In our day to day lives we rarely experience hunger, so it’s almost a new experience to feel the gnawing of real hunger pangs and experience the delicious viands that more than meet that hunger, but some foods are more special than others.
The three big Cs
For me, it’s the churros and chocolate, washed down by café con leche that I ate after a rainy start, a climb up over the hill above Pontedeume, and the long saunter through coastal lowlands over which soared the arches of highways.
The thick barely sweet chocolate has to be scooped up with the crisp churro, and then eaten with a spoon. The velvety richness of this dish is best savoured spoon by spoon.
Another C – Cerveca or Beer
After a long hot walk, it’s Cerveca, or Estella beer of Galicia, that quenches a hard earned thirst.
I never drink beer, unless I’ve walked a long way, and especially on the Camino. And it always comes with free tapas.
For me, I would usually ask for Una Clara y Limon – which translates to beer and lemonade, but you can’t call it shandy in Spain, that means something else. I didn’t dare ask.
Pulpo – Love it or Hate it?
Galicia means seafood, and octopus or pulpo is ubiquitous and delicious, if you like it.
I tried it once, and it was, well palatable, but I neither love it or hate it, so I could skip it next time, there’s something about those sucker pads that are strangely alien.
After the grande dish of Galicia, we come to tortilla patatas, or omelettes with potatoes.
I love this, and it reminds me of dish we make at home called Parsee Omelette, but that had more spices in it. Still, a tortilla, or a bocadillo with tortilla makes for the only protein breakfast you could get along the way.
So, mm, delicious, and we even got it chopped into elegant pincho one evening in the bar.

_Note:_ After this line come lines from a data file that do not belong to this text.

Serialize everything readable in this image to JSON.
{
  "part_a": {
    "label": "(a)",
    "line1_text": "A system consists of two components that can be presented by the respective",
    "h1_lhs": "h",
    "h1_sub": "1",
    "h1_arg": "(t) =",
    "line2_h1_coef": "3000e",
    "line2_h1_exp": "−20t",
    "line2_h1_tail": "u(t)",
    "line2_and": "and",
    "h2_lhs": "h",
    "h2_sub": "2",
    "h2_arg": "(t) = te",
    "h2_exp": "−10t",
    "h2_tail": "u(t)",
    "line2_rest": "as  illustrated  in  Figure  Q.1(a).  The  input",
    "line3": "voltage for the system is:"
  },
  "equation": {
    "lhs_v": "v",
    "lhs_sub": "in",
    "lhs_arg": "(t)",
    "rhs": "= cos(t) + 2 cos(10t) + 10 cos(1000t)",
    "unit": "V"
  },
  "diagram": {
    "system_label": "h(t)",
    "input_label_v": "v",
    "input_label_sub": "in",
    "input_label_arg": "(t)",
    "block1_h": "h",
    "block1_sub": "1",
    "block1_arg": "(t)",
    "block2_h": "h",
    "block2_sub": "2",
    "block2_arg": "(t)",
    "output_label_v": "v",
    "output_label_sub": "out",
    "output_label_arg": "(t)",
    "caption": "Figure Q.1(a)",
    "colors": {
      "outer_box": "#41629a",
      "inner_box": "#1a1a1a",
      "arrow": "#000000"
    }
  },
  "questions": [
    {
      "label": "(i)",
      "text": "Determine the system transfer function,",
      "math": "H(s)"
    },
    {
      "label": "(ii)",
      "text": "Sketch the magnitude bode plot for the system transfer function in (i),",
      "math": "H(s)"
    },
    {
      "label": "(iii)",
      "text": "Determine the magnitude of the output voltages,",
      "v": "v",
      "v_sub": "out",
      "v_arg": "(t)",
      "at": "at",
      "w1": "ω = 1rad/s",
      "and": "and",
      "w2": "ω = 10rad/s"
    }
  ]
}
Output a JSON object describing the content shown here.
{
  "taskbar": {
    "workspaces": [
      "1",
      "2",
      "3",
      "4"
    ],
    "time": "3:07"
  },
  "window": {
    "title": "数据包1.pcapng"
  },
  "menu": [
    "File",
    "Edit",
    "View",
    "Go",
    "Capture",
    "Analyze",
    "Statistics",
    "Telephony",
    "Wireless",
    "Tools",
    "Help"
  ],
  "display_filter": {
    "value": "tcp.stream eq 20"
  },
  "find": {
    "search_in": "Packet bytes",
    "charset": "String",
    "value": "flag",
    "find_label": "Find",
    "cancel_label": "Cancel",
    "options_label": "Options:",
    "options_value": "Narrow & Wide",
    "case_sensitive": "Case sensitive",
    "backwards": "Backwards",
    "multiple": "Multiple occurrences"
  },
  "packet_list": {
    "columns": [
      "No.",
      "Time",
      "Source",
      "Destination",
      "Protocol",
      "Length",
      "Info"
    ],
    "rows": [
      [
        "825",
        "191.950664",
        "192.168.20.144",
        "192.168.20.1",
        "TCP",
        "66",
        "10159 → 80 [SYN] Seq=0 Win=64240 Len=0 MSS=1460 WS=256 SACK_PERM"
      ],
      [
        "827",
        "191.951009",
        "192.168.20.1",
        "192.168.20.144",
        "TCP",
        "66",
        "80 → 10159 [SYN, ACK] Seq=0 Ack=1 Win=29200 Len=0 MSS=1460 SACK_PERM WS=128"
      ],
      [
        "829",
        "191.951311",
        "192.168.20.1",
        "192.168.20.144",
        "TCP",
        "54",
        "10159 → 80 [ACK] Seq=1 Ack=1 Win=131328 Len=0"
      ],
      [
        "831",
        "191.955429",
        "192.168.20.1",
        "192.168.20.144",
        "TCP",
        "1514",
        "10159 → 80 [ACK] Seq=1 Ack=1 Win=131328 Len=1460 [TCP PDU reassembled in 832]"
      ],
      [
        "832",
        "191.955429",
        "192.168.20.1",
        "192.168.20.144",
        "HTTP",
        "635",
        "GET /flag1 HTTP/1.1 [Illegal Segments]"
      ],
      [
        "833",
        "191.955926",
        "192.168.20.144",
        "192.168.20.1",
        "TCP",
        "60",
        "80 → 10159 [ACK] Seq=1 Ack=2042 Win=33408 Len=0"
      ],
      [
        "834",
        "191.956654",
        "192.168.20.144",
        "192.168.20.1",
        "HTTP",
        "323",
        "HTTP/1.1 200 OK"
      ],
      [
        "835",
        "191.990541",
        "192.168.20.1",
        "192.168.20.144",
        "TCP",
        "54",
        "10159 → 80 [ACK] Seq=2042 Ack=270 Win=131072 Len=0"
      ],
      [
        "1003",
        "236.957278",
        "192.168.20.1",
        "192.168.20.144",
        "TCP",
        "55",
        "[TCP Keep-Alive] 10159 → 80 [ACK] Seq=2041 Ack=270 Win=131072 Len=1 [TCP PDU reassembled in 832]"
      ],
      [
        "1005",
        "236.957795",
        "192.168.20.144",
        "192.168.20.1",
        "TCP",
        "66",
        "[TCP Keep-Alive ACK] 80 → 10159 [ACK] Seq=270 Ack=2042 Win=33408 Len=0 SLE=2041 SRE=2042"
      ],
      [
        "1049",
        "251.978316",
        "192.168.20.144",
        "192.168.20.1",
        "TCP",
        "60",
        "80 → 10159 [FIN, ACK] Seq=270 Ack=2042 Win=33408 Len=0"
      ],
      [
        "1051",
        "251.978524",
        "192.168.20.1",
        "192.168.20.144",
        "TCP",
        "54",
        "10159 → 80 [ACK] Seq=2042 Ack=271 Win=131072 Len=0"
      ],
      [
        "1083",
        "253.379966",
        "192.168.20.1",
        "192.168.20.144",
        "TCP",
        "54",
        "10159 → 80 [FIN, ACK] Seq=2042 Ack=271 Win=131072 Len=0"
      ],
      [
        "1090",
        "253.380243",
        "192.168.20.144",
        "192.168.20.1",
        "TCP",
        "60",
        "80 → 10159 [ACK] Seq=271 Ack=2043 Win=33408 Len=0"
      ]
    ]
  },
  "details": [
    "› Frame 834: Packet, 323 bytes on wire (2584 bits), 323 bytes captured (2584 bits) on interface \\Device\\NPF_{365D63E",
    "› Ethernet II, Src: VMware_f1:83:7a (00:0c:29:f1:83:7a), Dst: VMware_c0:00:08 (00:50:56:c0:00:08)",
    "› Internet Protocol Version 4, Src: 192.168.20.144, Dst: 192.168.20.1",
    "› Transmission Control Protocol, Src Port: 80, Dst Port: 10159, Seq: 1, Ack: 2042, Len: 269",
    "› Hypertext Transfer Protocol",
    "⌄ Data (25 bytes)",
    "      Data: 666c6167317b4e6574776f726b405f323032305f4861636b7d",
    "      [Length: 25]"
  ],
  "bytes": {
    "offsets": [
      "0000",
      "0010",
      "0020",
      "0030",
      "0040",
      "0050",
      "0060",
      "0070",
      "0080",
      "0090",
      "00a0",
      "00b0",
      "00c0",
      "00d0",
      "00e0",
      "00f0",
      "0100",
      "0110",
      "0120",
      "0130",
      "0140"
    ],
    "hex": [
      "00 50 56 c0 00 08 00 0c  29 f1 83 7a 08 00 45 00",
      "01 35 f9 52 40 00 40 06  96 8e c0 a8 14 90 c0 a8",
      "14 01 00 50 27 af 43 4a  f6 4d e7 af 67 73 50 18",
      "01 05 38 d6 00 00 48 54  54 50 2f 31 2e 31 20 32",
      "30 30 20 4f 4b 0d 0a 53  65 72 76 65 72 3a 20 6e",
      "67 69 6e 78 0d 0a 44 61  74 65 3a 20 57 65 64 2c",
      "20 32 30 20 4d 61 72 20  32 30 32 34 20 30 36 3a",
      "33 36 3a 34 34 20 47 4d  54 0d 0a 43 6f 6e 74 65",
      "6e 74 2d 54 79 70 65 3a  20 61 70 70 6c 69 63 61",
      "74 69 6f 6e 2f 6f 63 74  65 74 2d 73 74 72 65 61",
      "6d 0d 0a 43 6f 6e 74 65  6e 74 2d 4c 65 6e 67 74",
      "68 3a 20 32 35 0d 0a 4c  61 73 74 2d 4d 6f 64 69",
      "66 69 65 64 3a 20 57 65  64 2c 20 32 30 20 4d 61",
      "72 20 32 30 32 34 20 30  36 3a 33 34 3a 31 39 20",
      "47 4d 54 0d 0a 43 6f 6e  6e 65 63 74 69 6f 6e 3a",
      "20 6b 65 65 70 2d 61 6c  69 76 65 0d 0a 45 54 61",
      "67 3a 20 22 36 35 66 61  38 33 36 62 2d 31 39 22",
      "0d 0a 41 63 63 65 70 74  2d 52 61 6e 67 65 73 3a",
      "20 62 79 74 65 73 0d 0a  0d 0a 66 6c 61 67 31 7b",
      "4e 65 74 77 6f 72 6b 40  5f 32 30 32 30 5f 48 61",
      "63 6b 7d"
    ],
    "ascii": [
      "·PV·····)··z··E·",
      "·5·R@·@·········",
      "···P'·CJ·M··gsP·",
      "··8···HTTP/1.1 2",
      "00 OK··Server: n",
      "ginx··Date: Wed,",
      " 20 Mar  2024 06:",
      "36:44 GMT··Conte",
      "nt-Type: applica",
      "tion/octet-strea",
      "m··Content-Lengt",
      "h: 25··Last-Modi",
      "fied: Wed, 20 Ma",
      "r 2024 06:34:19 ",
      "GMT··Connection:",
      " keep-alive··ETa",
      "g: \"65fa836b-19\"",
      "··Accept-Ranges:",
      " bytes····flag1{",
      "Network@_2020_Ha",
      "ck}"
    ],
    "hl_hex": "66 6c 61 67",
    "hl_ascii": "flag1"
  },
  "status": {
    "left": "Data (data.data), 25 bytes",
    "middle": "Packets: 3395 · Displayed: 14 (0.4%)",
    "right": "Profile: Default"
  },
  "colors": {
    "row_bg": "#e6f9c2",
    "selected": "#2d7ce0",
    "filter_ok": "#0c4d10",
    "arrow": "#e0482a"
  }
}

These little pastries filled with tuna are one of my firm favourites.
You can get them in many sizes, and one day emerging out of a forest above Coruna, a large bakery had scores of these laid out fresh baked on trays.
The fish filling is so fresh and hot you have to be careful you don’t burn your tongue when you are so hungry you can barely wait to dig your teeth into these.
And you can get these larger as well, once when we were walking, a bakery van stopped by us and gave us a huge empanada. At that time we had no idea what it was, we assumed it was sweet, fortunately I love fish, so it was a fishy surprise. You can read about our encounter with the baker in the book – on Day Two.
Tarta de Santiago
Sweetness at the end – No visit to Galicia and Santiago is complete without this delicious almond cake, it’s gluten free as well, and used to be made in the convents that abounded in Galicia.
There may be fewer nuns, but the cake is still here as delicious, moist and buttery as every – and with the Santiago cross outlined on it.
Cañitas de crema galicia
This was another treat given to us, we had no idea what it was, the whipped cream and layers of airily thin pastry seemed to just melt into our mouths and vanish leaving us with the fine sugar to lick off our lips.
So there you have it!
Which one is your favourite? Which one do you miss the most?